Ainsi, le comparateur de prix
Shopping.com a réalisé un sondage publié début août qui étudie le comportement
des cyberacheteurs. Cette enquête démontre notamment que 58% des internautes
sont influencés d’abord par la Mode, c’est pour cela d’ailleurs que l’un des
premiers secteurs de l’e-commerce en termes de chiffres d’affaires est le prêt-à-porter.
Les facteurs d’achats qui ressortent en premier lieu sont les prix (pour 46% d’entre
eux), les avis des autres internautes (21%) et les photos des produits (17%).
Le prix étant le premier
déclencheur d’achat, il est donc logique que les cyberacheteurs fassent surtout
leurs achats en période de soldes : les bonnes affaires attirent 50% des
sondés. D’ailleurs, le bilan des soldes d’été 2011 est plutôt positif avec un
panier moyen de 99.20 € pour cette année, au lieu de 98.50 € en 2010. La mauvaise
météo, durant toute la période des soldes, a influencé le comportement des
consommateurs qui ont moins fréquenté les commerces de proximité, pour se
rabattre sur les centres commerciaux et sur Internet.
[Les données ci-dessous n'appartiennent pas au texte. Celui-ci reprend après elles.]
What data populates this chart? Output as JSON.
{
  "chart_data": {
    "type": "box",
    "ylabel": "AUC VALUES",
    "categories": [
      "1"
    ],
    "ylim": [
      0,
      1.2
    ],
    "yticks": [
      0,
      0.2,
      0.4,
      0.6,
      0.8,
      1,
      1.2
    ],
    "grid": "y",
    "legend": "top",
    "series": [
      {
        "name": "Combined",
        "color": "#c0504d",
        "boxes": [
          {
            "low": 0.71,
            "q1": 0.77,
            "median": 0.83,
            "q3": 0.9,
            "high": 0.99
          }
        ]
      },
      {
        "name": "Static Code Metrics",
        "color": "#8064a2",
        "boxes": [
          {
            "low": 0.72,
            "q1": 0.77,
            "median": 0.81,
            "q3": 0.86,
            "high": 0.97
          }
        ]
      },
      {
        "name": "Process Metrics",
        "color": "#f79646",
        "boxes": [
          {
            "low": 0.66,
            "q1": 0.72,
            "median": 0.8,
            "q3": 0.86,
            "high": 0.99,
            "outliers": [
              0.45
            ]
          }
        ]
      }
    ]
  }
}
Ainsi, l’e-commerce,
selon la Fevad, a progressé de +19% par rapport à l’année dernière.
Les avis des internautes sur les
produits influencent 21% des consommateurs sur le Web, mais cette tendance
devrait s’accentuer dans les mois à venir avec l’explosion de la présence des
marques sur les réseaux sociaux.
Le temps passé par les
consommateurs pour faire leur choix sur un produit sur Internet est à peine de 15
minutes (pour 37% des internautes), d’où la nécessité pour les e-commerçants de
leur fournir des informations rapides et précises. Evidemment, ce temps peut
augmenter et passer à une heure (pour 31% des internautes), voire même à plus d’une
journée (32%).
Grâce à ce sondage, il est
possible de distinguer les achats « coup de cœur » des achats « cadeaux »
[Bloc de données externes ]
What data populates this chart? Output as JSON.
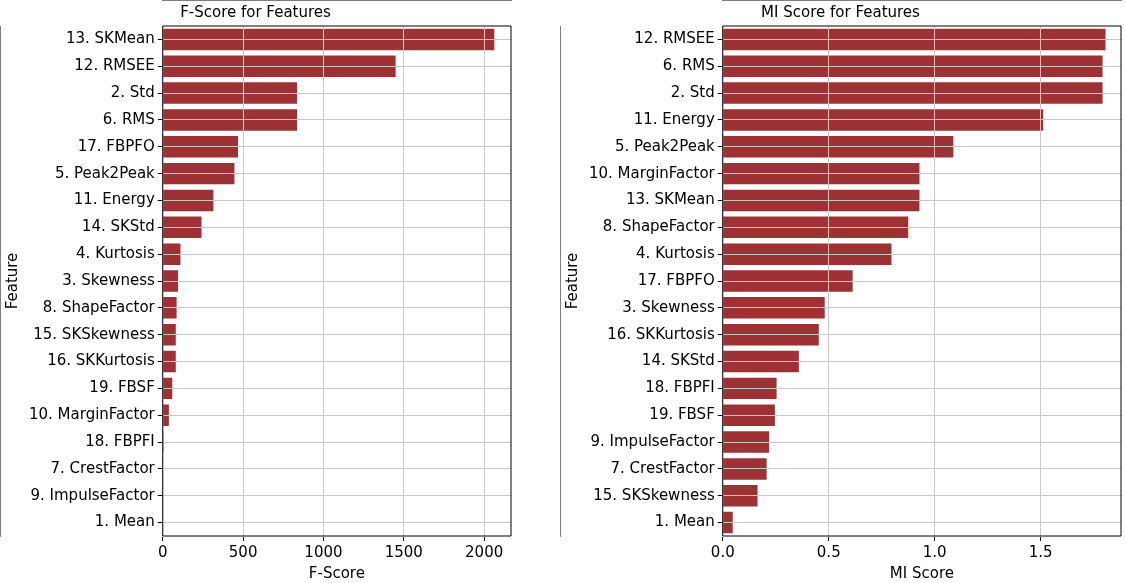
{
  "chart_data": [
    {
      "type": "bar",
      "orientation": "horizontal",
      "title": "F-Score for Features",
      "xlabel": "F-Score",
      "ylabel": "Feature",
      "categories": [
        "13. SKMean",
        "12. RMSEE",
        "2. Std",
        "6. RMS",
        "17. FBPFO",
        "5. Peak2Peak",
        "11. Energy",
        "14. SKStd",
        "4. Kurtosis",
        "3. Skewness",
        "8. ShapeFactor",
        "15. SKSkewness",
        "16. SKKurtosis",
        "19. FBSF",
        "10. MarginFactor",
        "18. FBPFI",
        "7. CrestFactor",
        "9. ImpulseFactor",
        "1. Mean"
      ],
      "values": [
        2063,
        1449,
        836,
        836,
        468,
        446,
        315,
        241,
        110,
        95,
        86,
        81,
        81,
        59,
        38,
        5,
        0,
        0,
        0
      ],
      "color": "#9e3134",
      "xlim": [
        0,
        2167
      ],
      "xticks": [
        0,
        500,
        1000,
        1500,
        2000
      ],
      "grid": true
    },
    {
      "type": "bar",
      "orientation": "horizontal",
      "title": "MI Score for Features",
      "xlabel": "MI Score",
      "ylabel": "Feature",
      "categories": [
        "12. RMSEE",
        "6. RMS",
        "2. Std",
        "11. Energy",
        "5. Peak2Peak",
        "10. MarginFactor",
        "13. SKMean",
        "8. ShapeFactor",
        "4. Kurtosis",
        "17. FBPFO",
        "3. Skewness",
        "16. SKKurtosis",
        "14. SKStd",
        "18. FBPFI",
        "19. FBSF",
        "9. ImpulseFactor",
        "7. CrestFactor",
        "15. SKSkewness",
        "1. Mean"
      ],
      "values": [
        1.806,
        1.792,
        1.792,
        1.512,
        1.088,
        0.928,
        0.928,
        0.875,
        0.796,
        0.613,
        0.481,
        0.453,
        0.359,
        0.254,
        0.246,
        0.219,
        0.207,
        0.164,
        0.047
      ],
      "color": "#9e3134",
      "xlim": [
        0,
        1.879
      ],
      "xticks": [
        {
          "value": 0,
          "label": "0.0"
        },
        0.5,
        {
          "value": 1,
          "label": "1.0"
        },
        1.5
      ],
      "grid": true
    }
  ]
}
sur Internet. Les cyberacheteurs se font plaisir pour 70% d’entre eux, en dépensant
entre 20 et 100 euros sur Internet pour des achats personnels. Parallèlement, le reste des cyberacheteurs
offrent des cadeaux à leurs proches, d’une valeur comprise en moyenne entre 20
et 50 euros.
L’enquête ne différencie pas les comportements des
internautes sur le Web fixe et sur le Web mobile, mais il est indéniable que les consommateurs
changent peu à peu leurs habitudes au profit du Web mobile. Pour le moment, les
deux supports se complètent par une utilisation de recherche rapide d’informations
sur le téléphone, et des actes d’achat sur le Web. Mais la tendance est à une utilisation
de plus en plus poussée des Smartphones.